When my husband Myles and I joined the Episcopal Church 10 years ago, we went through a great class with another group of seekers that culminated at the Easter Vigil. Though I’d grown up going to Holy Week services, I’d mostly mentally filed them as “extra church services that happen before Easter.” But there was something about going through each of the Holy Week services that year — Maundy Thursday, Good Friday, Easter Vigil — that captured my attention in a new way.
On Maundy Thursday, I helped to serve soup and washed the feet of some of the strange, lovely little crew of people that I’d come to see as my faith community: the Baptist retiree who came to church with his wife a few times and became fascinated by the Eucharist; the perpetual graduate student who had big thoughts about everything; the gay man from the south who was so happy to go to a church that embraced him. None of us were quite sure we belonged there, I don’t think, my underemployed self with a broken-down car included. But we came, and we served, and others washed our feet, and it turned out that we were part of the community too.
And on Good Friday, we knelt in front of the cross and prayed, we lit candles, and laid flowers. I hadn’t been sure that I would find a church where it was OK that I had uncertainty and regrets and that I didn’t have it all together. But as I watched others kneel with reverence or tears, it turned out that I wasn’t the only one with sorrow or sin or need to bring to the cross that year.
And at the Easter Vigil, as we all sat closely together in the darkened back of the church, clutching candles and hearing the stories of our faith: I got it. I got that I was a part of a long line of people who were messed up and who were observing an uncertain and difficult world with fear. As we retold these stories we remembered them: they became real for us. The prayer that night says over and over to God: This is the night. This is the night when you freed our forebears from slavery, when you free us too. In our gathering and our remembering, this liberation, this grace, this great love of God becomes real for us in a new way.
And so when Easter arrived, I realized that this journey through Holy Week had changed me into a person who was more in touch with truth, hope, and the love of God than I had been before. And that yearly journey has done the same thing every year since, in different ways, especially when I try to bring the fullness of where I am, in all its messiness and sorrow and hope, to the table and to the cross.
So, it is probably my job as a priest to invite you to these “extra church services that happen before Easter.” But I’m not really interested in that. But I do invite you, as a fellow seeker, to come journey through this Holy Week, either here at Grace or another house of worship.

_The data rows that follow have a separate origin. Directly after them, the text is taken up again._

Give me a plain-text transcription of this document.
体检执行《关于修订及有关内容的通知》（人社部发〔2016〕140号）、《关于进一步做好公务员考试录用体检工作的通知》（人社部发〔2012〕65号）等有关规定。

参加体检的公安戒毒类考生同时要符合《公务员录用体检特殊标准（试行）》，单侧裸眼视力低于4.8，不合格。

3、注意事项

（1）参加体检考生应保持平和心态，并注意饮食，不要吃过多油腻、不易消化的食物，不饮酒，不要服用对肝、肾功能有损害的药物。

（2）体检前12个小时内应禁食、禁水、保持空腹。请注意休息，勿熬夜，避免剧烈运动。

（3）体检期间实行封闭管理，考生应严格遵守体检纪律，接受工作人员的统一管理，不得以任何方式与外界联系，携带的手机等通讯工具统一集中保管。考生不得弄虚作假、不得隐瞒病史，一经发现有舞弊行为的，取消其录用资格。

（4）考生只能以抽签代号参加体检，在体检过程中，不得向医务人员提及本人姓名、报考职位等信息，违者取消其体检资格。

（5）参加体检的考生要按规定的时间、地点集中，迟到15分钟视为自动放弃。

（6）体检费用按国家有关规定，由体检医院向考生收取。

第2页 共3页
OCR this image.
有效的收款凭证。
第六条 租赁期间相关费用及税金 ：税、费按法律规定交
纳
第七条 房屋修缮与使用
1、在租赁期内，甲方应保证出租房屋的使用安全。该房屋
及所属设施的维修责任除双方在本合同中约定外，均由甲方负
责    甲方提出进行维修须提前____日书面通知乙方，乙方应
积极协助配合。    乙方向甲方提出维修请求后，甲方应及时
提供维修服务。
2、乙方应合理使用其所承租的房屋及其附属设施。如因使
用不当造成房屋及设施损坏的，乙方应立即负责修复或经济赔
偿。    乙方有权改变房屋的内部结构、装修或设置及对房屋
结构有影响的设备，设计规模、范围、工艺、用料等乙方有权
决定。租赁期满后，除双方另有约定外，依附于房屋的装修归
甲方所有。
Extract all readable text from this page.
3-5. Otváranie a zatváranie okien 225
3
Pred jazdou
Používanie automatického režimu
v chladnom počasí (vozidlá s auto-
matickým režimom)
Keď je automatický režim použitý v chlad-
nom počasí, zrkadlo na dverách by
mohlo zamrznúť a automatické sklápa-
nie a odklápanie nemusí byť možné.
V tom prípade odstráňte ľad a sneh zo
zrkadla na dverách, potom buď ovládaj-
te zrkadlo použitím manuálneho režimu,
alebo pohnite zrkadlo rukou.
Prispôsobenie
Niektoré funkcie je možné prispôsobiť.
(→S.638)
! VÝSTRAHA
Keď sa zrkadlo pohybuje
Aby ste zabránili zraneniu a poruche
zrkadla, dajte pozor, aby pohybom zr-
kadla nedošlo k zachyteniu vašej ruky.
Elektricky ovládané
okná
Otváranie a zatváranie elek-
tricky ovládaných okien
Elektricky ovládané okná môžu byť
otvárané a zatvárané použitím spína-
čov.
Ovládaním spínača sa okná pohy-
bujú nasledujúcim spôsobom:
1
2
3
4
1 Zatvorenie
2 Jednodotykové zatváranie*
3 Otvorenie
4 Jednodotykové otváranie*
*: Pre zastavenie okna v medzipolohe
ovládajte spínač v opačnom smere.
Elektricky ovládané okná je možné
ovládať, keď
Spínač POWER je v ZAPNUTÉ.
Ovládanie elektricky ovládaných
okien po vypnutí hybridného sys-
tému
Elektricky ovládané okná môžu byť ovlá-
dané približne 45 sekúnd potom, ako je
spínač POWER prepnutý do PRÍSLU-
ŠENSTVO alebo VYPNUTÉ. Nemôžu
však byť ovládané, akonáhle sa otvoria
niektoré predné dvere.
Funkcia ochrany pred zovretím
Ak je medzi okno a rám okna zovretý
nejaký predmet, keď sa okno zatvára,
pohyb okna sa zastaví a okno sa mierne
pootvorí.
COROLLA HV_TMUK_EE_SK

Come because you have sorrow and don’t know where else to take it. Come because it’s hard to find hope in the world. Come because you need a community of people who don’t have it all figured out, but are growing together. Come because life is too busy and you need to tend your soul. Come because you want to know, deeply, how much you are loved by your creator, your redeemer, your sustainer. Come because you need to find resurrection. Come even if you’re not sure you fit or that your journey makes sense. There is a place for you in this story: Just come.